During an interview in December with Aquí Catalynya, the award-winning playwright revealed that he had “more material” for future seasons, which could take the form of an anthology series.

“When I saw that I had the opportunity to invent a whole universe of stories – of old people, young people, of all kinds of sexual orientations – I was convinced that yes that I had to do it,” he said.

Naturally, fans are since it’s the end of the line for Alex and Bruno, fans are sharing their sadness at losing yet another LGBTQ+ show.

“I rewatched this so many times,” one fan wrote. “One of the few queer shows with great representation for more than just gay men and nothing traumatising! Actual queer joy! Obvs they must destroy it.”

“I’m really sad about this but at least the first season ended well. Would have loved to see more though,” another added.

“Although it had a good ending, it could have had a second season because there was more story to tell. Oh Netflix!
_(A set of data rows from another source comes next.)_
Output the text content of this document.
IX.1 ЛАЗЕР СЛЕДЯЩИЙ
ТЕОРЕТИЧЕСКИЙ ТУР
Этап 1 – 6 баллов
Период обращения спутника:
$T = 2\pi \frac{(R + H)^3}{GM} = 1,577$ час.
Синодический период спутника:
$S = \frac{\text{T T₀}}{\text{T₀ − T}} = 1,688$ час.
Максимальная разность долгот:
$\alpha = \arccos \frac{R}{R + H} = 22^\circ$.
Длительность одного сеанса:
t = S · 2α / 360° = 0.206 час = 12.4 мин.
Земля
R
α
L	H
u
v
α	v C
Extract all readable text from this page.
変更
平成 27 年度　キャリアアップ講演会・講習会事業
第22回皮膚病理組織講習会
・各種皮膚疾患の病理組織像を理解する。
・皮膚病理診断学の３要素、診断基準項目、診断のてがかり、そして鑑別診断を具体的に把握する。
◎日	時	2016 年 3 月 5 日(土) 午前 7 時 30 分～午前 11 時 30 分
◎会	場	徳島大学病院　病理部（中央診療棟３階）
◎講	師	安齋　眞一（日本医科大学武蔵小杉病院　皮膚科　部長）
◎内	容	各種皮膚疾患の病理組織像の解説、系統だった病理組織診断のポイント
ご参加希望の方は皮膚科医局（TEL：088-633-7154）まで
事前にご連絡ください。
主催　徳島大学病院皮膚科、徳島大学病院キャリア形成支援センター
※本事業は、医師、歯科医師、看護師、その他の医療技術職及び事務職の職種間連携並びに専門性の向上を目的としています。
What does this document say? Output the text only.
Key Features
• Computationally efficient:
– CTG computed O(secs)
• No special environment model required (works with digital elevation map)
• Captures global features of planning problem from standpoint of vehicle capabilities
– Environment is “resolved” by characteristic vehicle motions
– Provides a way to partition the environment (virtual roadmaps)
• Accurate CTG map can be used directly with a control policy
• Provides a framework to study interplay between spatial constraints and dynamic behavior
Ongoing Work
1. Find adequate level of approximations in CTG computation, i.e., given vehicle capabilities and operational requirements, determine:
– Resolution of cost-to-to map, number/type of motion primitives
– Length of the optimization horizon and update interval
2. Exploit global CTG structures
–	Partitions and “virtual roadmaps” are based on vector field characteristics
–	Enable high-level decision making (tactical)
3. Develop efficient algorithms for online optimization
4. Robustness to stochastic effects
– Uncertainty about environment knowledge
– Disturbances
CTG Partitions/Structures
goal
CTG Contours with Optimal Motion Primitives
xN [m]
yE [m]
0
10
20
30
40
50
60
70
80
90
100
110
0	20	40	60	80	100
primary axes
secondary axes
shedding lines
Carlos Cuevas and Miki Esparbé had such chemistry and I will always remember them,” a third added.

Amidst a rising tide of anti-LGBTQ+ sentiment across the world, Clua also took the opportunity to reiterate the importance of LGBTQ+ representation.

“We are suffering a conservative offensive that wants to reduce and eliminate rights that already exist, and for this reason, it is more necessary than ever to make visible the different realities, identities and orientations,” he concluded.

The first season of Smiley is available to watch now on Netflix.